In the case of computer graphics applications, the process of debugging may be made more complex by the use of heterogeneous computing systems that include both CPUs and GPUs. Additionally, debugging may be complicated by asynchronous processing on such systems, large datasets, and the need to have visibility into the complex state machines implemented by one or more GPUs. A frame debugger is a tool that allows users to inspect state/data at various points in a set of graphics frames with the intent of uncovering application bugs that produce incorrect rendering or other unintended behavior. Such bugs may be a result of program errors such as improperly configured state, incorrect operations sent to the GPU, corrupt data, or data hazards (often by consuming data before it has been produced). A frame debugger may capture (record) and replay the graphics operations generated by an application to enable such inspection.
The functionality provided by one or more GPUs or graphics systems is exposed using 3D application programming interfaces (APIs). Traditionally the runtimes and drivers that implement such APIs manage the complexity of potential data hazards internally, freeing the application developer from the need to worry about such complexity. A more recent industry practice has shifted the burden of resource management, data hazard management, and operation synchronization across processors to the application.

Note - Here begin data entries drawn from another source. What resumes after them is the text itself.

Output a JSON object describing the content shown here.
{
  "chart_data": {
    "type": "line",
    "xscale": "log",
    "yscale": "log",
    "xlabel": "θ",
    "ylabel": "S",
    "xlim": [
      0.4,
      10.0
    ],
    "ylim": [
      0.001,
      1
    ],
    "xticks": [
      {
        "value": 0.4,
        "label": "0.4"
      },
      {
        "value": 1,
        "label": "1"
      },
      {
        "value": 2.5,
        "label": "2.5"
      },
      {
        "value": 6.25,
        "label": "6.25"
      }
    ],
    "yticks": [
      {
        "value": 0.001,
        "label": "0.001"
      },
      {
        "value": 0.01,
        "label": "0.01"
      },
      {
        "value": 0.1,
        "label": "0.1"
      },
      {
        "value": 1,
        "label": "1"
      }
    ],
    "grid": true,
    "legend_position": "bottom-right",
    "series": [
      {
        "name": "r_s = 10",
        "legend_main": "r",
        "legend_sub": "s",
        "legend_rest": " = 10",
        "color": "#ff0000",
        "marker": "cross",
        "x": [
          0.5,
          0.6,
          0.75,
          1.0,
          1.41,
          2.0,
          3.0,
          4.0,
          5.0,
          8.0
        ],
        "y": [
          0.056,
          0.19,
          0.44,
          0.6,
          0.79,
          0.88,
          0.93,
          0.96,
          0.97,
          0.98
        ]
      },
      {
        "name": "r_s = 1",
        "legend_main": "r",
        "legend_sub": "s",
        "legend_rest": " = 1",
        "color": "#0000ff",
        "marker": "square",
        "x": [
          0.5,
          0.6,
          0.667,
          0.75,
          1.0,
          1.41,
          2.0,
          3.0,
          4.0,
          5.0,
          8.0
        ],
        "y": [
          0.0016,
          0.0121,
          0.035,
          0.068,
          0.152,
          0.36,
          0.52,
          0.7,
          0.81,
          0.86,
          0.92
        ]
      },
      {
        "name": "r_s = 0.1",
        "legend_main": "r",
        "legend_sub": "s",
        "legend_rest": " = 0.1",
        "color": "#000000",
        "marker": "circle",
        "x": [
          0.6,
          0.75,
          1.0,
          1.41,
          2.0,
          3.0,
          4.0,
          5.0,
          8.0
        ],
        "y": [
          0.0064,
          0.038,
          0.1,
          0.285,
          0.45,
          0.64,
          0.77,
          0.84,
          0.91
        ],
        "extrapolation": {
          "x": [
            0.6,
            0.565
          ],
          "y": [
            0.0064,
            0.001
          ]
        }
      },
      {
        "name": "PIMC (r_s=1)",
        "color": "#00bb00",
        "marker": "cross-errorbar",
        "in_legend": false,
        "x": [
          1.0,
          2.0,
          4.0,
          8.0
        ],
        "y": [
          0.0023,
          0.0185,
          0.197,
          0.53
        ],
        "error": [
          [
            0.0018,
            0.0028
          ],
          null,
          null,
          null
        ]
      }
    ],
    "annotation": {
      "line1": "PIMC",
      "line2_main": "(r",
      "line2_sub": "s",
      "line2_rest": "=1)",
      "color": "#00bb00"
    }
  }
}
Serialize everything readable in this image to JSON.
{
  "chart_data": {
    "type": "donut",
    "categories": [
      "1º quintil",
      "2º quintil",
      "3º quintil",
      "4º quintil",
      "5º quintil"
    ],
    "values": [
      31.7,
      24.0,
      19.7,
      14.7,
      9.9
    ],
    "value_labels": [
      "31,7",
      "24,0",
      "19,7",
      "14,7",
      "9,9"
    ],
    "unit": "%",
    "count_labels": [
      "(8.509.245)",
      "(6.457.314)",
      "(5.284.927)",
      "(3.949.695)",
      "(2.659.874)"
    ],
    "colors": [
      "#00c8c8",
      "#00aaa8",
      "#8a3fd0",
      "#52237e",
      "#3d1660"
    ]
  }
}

This is done via APIs designed to expose such functionality.
A conventional mechanism for ordering or synchronizing operations with data dependencies across two or more processors (homogenous, heterogeneous, physical, logical, virtual, etc.) is to use synchronization objects or primitives. Such objects allow one processor to communicate with one or more other processors when a workload (set of tasks or operations) has completed. A fence object is an example of such a synchronization primitive. A processor can wait on a fence object, effectively blocking the processor from continuing any work, until the fence is signaled by another processor. A fence typically encapsulates a value that can be observed by processors, allowing the processors or application to make decisions about what workloads to execute based on the current progress made by other processors as indicated by the fence value. These kinds of synchronization primitives are exposed by modern 3D graphics APIs to aid in synchronizing work across CPUs and GPU engines.
Correct programming in a multi-processor environment is inherently complex. A set of bugs arising from incorrect fence usage includes, but is not limited to, data being consumed before it has been produced (no fence used or fence improperly used), less than optimal utilization of processors as a result of unnecessary fence waiting, processor hangs, and application or other system crashes. A graphics frame debugger that does not properly detect and replicate an application's use of fences will, at a minimum, have trouble replaying the application's sequence of events in a consistent and well-ordered way. Additionally, it will not be able to provide feedback to users about potential erroneous fence usage without accurately tracking fence operations.